Lu Zhengting fechou os documentos sobre a mesa e lançou um olhar frio para Ning Xi. "Já que você está aqui, aproveite e faça um favor para mim."
Ning Xi, confuso, respondeu na hora: "Eu sabia que você não estava tramando nada de bom."
Na verdade, a tarefa era fácil de um certo ponto de vista, mas difícil de outro. Basicamente, ele precisava investigar quem estava apoiando Ye Yunchen por trás. Lu Zhengting já tinha um palpite sobre quem era.
A situação em Beicheng também era fácil de entender. Fei Sen queria tomar o posto de chefe da família, e Fei Ensi, naturalmente, não ficaria de braços cruzados. Então, ele e Lu Zhengting agiram às escondidas, cada um buscando o que precisava. Só que Fei Sen parecia ter pegado o fio da meada; desde que voltaram para Jiangcheng, ele de repente ficou quieto. Em poucos dias, Ye Yunchen, que havia desaparecido, reapareceu em seus radares.
Tudo isso chamou a atenção deles. Lu Zhengting pensava nisso, e Ning Xi também conseguia imaginar, mas ele sempre relutava em se envolver com a família Fei. Por quê? Porque ele era preguiçoso. Cada membro da família Fei era uma raposa sorridente, cheia de segundas intenções, e os conflitos internos deles estavam prestes a explodir.
A menos que fosse idiota, ele não se meteria nessa enrascada. Quanto à parceria entre Lu Zhengting e Fei Ensi, ele só ficou sabendo depois. Quando descobriu, realmente não conseguia entender o raciocínio do outro. Pelo menos até agora, nada grave tinha acontecido.
"Tá bom, vou te dar uma resposta certeira o mais rápido possível. Mas acho que talvez você esteja certo no seu palpite." Uma coisa boa em Ning Xi era que, não importa o quanto ele não entendesse as atitudes de Lu Zhengting, se ele pedisse ajuda, ele nunca recusava. Mais que isso, ele se dedicava de corpo e alma.

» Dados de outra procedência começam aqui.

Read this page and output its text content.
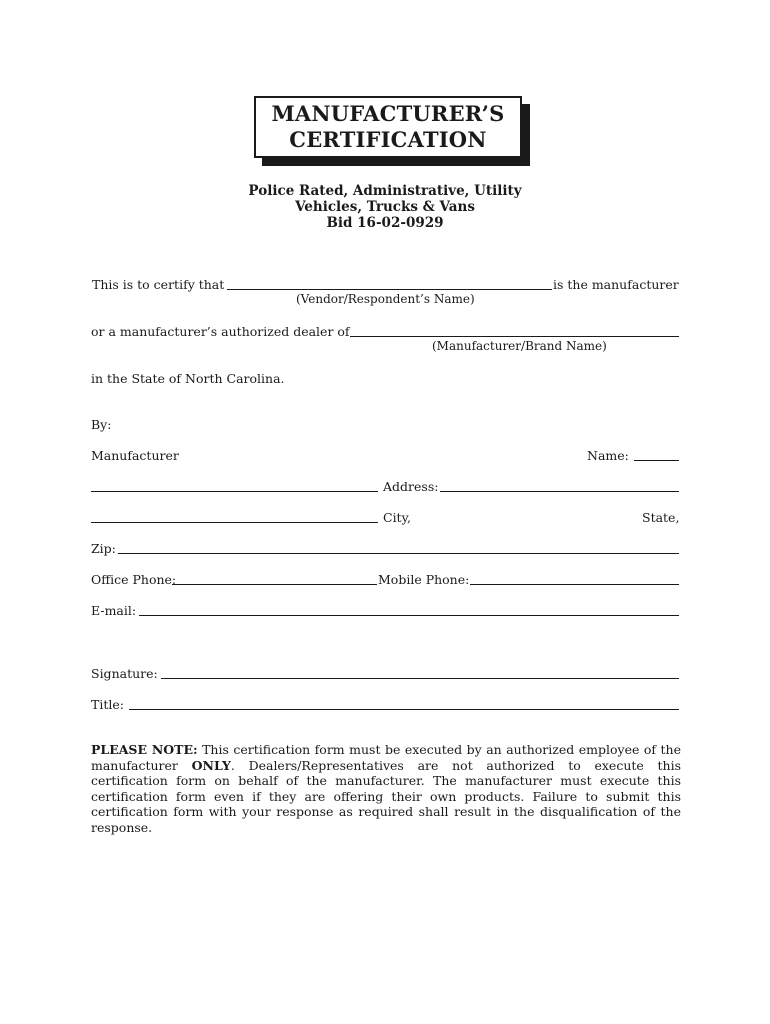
MANUFACTURER’S
CERTIFICATION
Police Rated, Administrative, Utility
Vehicles, Trucks & Vans
Bid 16-02-0929
This is to certify that	is the manufacturer
(Vendor/Respondent’s Name)
or a manufacturer’s authorized dealer of
(Manufacturer/Brand Name)
in the State of North Carolina.
By:
Manufacturer	Name:
Address:
City,	State,
Zip:
Office Phone:	Mobile Phone:
E-mail:
Signature:
Title:
PLEASE NOTE: This certification form must be executed by an authorized employee of the manufacturer ONLY. Dealers/Representatives are not authorized to execute this certification form on behalf of the manufacturer. The manufacturer must execute this certification form even if they are offering their own products. Failure to submit this certification form with your response as required shall result in the disqualification of the response.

Ele ficou um bom tempo no escritório. Lu Zhengting era um calado; só soltava algumas palavras quando falavam de trabalho. Nos outros assuntos, era Ning Xi quem falava e ele quem ouvia, o que era extremamente entediante. E Ning Xi não suportava o tédio.
"E a pequena cunhada? Não a vejo há um tempo. A Zhan Meng vive falando dela. Que tal marcarmos um dia livre para sairmos e jantarmos juntos?" Ning Xi pensou um pouco e continuou: "Eu escolho a data. Aproveito e vejo se o Segundo e o Xu Su estão em Jiangcheng."
Ning Xi mandou uma mensagem no grupo, mas esperou muito tempo sem resposta. Quando já estava xingando baixinho, Ning Bei, que estava longe em Beicheng, fez questão de responder: "Data e local. Chegarei na hora."
Ele olhou e, em silêncio, digitou: "Quando você chegar, a gente vê."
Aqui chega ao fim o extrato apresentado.